You are welcome. You wrote regarding your family looking at you as if you were “a monster with cold blood” when you didn’t shed tears about your father’s death: “I could really blame them for the cold stare since I never told my mom and siblings regarding the molestation“- but they knew about the beating that your father inflicted on you.. and him beating you was a a big enough reason to explain why you weren’t sad when he died, and why you were angry at him.

When you told your mother about your father having sexually molested you, she reacted this way: “my mom tried to defend my dad by saying he was a good man, that he was a victim of abuse himself which turned him into a different person at times. Then she questioned whether I imagined the whole thing, if it did happen I should just forget about it and move on since his not around anymore (why blame a deceased person)“- you have a bigger problem than an aggressive sister: your mother. She defends abusers (your physically and sexually abusive father, and your aggressive sister), she is on their side. This is very, very sad.

You wrote regarding your mother: “I do blame her for siding with my sister more“- I blame her too: she should never side with an abuser/ aggressor!

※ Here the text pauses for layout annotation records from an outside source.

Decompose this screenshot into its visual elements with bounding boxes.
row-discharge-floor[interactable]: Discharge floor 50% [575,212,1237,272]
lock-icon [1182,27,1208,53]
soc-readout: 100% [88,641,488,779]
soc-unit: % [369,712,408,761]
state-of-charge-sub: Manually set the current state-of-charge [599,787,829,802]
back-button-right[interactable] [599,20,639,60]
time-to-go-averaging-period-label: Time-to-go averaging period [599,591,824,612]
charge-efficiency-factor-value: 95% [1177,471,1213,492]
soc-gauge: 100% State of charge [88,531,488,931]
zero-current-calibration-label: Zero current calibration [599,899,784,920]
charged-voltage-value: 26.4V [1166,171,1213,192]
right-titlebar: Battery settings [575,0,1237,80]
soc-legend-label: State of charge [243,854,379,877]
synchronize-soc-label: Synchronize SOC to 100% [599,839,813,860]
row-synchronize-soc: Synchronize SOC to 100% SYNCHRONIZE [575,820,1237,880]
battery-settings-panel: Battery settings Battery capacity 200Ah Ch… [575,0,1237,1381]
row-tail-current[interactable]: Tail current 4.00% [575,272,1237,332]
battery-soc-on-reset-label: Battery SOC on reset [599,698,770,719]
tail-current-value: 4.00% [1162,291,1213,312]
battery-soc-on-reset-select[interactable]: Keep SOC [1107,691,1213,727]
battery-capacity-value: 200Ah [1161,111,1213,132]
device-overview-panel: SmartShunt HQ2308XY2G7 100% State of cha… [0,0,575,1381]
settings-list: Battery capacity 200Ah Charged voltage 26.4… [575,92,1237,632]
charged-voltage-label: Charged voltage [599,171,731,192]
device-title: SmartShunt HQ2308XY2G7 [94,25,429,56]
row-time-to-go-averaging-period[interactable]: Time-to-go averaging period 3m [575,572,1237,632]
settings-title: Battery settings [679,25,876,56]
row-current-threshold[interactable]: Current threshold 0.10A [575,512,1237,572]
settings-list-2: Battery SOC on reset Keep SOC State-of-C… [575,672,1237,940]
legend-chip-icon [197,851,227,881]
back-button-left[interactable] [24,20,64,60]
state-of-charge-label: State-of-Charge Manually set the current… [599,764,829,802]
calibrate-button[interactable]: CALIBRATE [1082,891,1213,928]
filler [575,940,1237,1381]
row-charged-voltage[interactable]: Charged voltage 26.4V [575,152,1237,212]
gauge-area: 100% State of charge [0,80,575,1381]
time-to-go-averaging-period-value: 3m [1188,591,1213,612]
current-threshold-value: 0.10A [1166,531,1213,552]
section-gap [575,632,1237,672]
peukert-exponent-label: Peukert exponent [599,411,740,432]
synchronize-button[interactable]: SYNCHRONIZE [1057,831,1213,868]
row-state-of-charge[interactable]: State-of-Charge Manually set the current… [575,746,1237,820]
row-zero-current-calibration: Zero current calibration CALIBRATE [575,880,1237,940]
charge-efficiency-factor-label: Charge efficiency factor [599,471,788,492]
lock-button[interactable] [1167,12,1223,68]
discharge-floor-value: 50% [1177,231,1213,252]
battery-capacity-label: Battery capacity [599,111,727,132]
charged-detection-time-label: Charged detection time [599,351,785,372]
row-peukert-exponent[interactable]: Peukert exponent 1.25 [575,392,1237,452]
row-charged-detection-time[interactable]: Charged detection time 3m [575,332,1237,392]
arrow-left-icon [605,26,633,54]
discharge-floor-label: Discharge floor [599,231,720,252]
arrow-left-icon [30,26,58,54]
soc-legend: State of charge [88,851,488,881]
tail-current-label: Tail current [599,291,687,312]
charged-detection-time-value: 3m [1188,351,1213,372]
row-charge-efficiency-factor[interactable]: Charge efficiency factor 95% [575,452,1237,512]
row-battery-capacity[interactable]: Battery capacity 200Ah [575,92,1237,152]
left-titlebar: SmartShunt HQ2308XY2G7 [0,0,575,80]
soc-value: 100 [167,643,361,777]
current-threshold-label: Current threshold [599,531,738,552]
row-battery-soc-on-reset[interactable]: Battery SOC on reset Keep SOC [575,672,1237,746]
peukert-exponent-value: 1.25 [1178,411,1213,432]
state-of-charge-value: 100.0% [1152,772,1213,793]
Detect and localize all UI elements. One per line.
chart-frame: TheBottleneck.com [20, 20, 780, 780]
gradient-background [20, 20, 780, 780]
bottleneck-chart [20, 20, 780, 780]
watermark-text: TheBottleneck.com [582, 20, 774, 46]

Today my sister just said ‘sorry’ then walked away (what she always does), I pointed out to her that it was not a proper apology without changed behavior“- you are correct. It is very easy to say “sorry”. It takes a second and no effort. She says the word for a dishonestly manipulative purpose: to make it (falsely) appear that she is the good/ humble/ kind one and you are the bad/unforgiving/unkind one.

I wonder why people who hurt another never seem to retain any memories of the incident“- they say they don’t remember.. it doesn’t mean that they don’t remember.

Do you think it would help her understand about how I feel by telling her about what she did in the past till now? (I know this is fruitless, but I feel like telling her so that I could let go of the idea of changing/understanding her)“- I don’t think that she is interested in you helping her to understand you, I don’t think she cares to understand you. But you can try and find out. If you do, let me know what you told her and how she reacted, will you?